Jajniki czuję od rana, na prawdę jeszcze nigdy ich tak nie czułam, ale lekarz wczoraj mnie zapewniał że wszystko na pewno jest w porządku i jest to normalne
Zabrałam również na wizytę testy owu i tak jak myślałam dla mnie te kreski już są jednakowe według lekarza pozytywny wyszedł już w niedzielę
Czekam na wzrost temp żeby mieć pewność że jajo pękło
Jutro jedziemy do Energylandii wreszcie się zabawimy do porządku jak dzieciaki
Miłego dnia kochane :*
Witajcie kochane :*
Po wypadzie do Energylandii zostały wspaniałe wspomnienia bawiłam się cudownie
Mimo braku humoru starałam się nikomu nie zepsuć tego wyjazdu
Od 2 dni przechodzę okropny okres psychiczny i fizyczny fizycznie czuje się okropnie, jajniki cały czas bolą i kują a psychicznie to już tragedia ;( tak jak lekarz dał mi jakieś nadzieję tak M swoim zachowaniem już totalnie mnie zdołował
Nie wiem czy to ja już się tak czepiam, ale dobrze wiedział że ostatnie 3 dni były dla nas ważne w kwestii a uciekał za każdym razem gdy tylko mógł...

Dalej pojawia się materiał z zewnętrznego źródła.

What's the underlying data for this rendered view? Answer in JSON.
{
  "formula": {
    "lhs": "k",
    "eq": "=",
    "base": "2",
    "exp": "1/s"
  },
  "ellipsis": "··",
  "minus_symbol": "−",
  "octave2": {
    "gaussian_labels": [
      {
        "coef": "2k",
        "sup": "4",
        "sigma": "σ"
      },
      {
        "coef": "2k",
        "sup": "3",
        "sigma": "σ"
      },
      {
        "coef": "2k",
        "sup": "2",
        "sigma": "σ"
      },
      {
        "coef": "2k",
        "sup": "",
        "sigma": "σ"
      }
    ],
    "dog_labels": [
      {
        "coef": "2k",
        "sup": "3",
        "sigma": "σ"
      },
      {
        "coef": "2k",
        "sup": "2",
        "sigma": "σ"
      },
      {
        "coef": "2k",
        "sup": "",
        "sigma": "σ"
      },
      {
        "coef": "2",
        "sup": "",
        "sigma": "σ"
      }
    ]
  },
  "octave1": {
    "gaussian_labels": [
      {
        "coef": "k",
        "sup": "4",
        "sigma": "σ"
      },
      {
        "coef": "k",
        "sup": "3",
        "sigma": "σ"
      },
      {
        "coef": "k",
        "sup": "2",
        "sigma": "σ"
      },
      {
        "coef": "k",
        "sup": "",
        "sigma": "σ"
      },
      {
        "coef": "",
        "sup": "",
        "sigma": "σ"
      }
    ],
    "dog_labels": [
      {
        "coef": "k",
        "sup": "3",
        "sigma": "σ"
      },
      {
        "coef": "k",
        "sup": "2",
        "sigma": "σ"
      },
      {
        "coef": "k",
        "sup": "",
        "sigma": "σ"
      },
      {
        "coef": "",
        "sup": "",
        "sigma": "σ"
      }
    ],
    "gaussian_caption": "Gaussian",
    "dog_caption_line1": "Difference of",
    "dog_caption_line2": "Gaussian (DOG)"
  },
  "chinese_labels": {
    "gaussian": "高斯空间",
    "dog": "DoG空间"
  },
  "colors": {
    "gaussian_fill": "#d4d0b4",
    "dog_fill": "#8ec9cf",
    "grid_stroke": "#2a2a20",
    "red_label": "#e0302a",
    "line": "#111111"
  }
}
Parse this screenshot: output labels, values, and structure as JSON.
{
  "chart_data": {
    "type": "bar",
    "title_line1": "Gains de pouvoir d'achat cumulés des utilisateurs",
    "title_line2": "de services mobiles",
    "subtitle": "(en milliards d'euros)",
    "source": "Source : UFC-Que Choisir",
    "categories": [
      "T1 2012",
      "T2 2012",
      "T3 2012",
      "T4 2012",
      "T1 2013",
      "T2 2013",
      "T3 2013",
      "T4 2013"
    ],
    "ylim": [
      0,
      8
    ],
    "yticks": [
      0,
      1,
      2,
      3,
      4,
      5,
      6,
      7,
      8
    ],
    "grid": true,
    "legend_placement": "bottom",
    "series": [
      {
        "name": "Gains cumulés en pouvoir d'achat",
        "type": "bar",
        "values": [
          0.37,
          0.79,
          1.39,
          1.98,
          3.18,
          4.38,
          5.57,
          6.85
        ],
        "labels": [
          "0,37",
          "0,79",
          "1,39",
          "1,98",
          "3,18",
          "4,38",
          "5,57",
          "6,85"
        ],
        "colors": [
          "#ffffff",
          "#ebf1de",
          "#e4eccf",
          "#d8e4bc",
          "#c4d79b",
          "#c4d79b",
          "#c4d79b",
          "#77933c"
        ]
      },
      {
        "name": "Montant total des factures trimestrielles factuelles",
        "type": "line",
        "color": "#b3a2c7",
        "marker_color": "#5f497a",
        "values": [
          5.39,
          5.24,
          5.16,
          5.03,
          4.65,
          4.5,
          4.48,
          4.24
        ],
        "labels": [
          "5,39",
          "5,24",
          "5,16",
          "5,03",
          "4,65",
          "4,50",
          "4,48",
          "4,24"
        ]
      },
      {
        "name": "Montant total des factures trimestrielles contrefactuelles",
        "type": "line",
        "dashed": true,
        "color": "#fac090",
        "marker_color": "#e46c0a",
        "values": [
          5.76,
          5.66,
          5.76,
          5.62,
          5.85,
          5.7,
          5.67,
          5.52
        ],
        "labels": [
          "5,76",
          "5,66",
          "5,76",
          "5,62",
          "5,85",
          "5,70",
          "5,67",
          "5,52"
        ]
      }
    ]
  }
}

Jestem chyba na etapie konkretnego zrezygnowania ( płaczę przy każdej możliwej okazji, gdy jestem tylko sama, chyba przyzwyczajam się do myśli że nie zostanę matką...
Zastanawiam się czy wykupić dalszy abonament tutaj, czy jest sens... ODPUŚCIŁAM
Miłego dnia kochane :*
Witajcie kochane!
Wczorajsza rozmowa i wieczór z M był niesamowity
Poranek też niczego sobie mimo tego, że nie skończyło się to tak jak ja bym chciała i to mnie właśnie znowu dołuje... wykupiłam ten abonament, ale obiecuję sobie że jeżeli nie wyjdzie w ciągu tych 3 miesięcy rezygnuje całkowicie z tego marzenia...
Dzisiaj kolejna poważna rozmowa przede mną wieczorem z M powiem mu o tym, może to go jakoś sprowadzi na ziemię...
A póki co sama uciekam w wir sprzątania bo myślenie o tym kończy się wybuchem płaczu którego nie umiem potem opanować...
Może to faktycznie tylko moje marzenie ?
Sama już nie wiem, tak na dobrą sprawę to sam M wyszedł z inicjatywą starania się o dziecko...
Może już mu się to znudziło?
Może widzi, że nie ma rezultatów i już tego nie chce, a nie wie jak mi to powiedzieć?
Może ja sama za bardzo to analizuję ? Idzie zwariować !
Mimo mojego kiepskiego humoru życzę wam miłego dnia kochane kobitki ! :*
Jajniki dalej bolą, na szczęście o wiele mniej niż przez ostatnie 2 dni
Witajcie kochane :*
U mnie bez zmian samopoczucie dalej takie same...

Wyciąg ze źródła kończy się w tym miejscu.